UK’s inflation back at zero shows power of commodity drop
September 14 2015 01:17 AM


Britain’s inflation rate probably returned to zero in August, pushed down by a slump in oil prices that the Bank of England says is creating uncertainty about the outlook.
Economists in a Bloomberg survey forecast that prices stagnated last month after a 0.1% annual increase in July. The data, due on Tuesday in London, will also probably show that the core rate, which strips out volatile energy and food costs, eased to 1% from 1.2%.
UK inflation has held below the BoE’s 2% target since the start of 2014, and it’s been close to zero for much of this year. That’s boosting consumer spending power, with separate data next week forecast to show a pickup in underlying wage growth to 2.9%, the fastest in more than six years.
Minutes of this month’s policy decision show policy makers expect inflation to stay close to this level for a few months before picking up around the turn of the year.

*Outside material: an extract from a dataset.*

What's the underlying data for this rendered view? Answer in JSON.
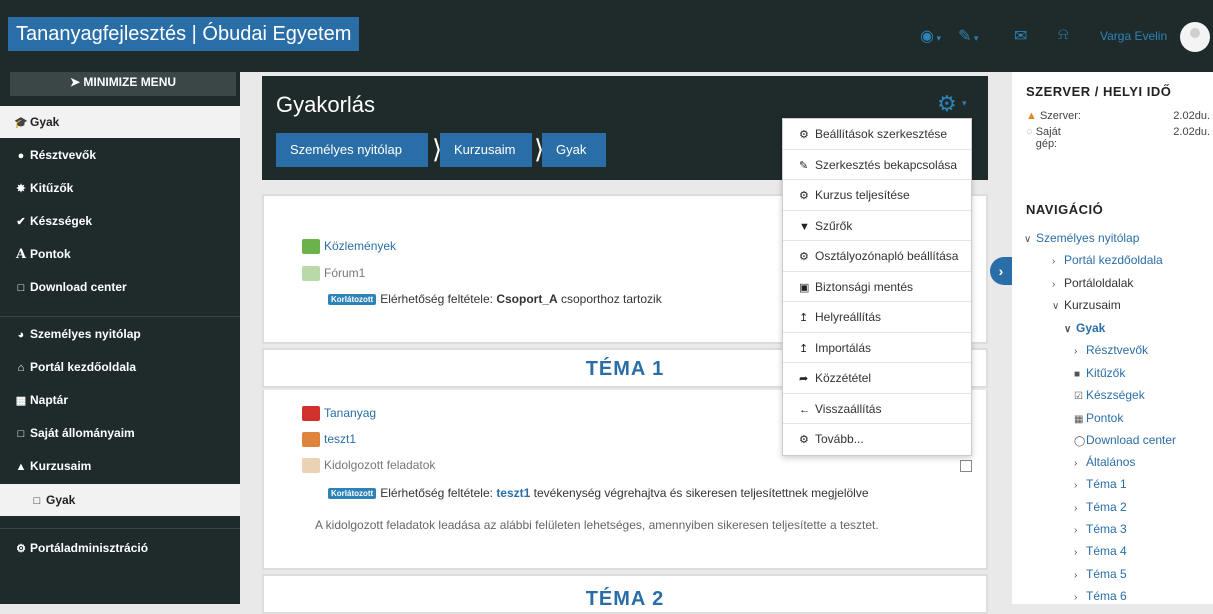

Though volatility in the oil price complicates this outlook, BoE governor Mark Carney and other Monetary Policy Committee members insist the time for an interest-rate increase is nearing. Recent global events, including a slowdown in China’s economy, haven’t shaken that view.
“The recent movement in oil prices is likely to strengthen the disinflationary pressures already affecting headline and core CPI inflation,” said Dan Hanson, an economist at Bloomberg Intelligence in London. “For that reason, the Bank of England will remain focused on signs that underlying domestic cost pressures — especially wages — are gathering pace.”
BoE watchers have mixed views on when policy will tighten. Economists in a Bloomberg survey forecast that the BoE will raise its benchmark rate a quarter point in the first three months of 2016 from the current record-low 0.5%. Investors haven’t fully priced in an increase until later in the year.
“Unless energy prices rebound significantly, inflation is likely to return only gradually towards its target, making a rate hike early in 2016 unlikely,” said Vicky Redwood, an economist at Capital Economics in London. She expects the MPC to stick at 0.5% until the second quarter of the year.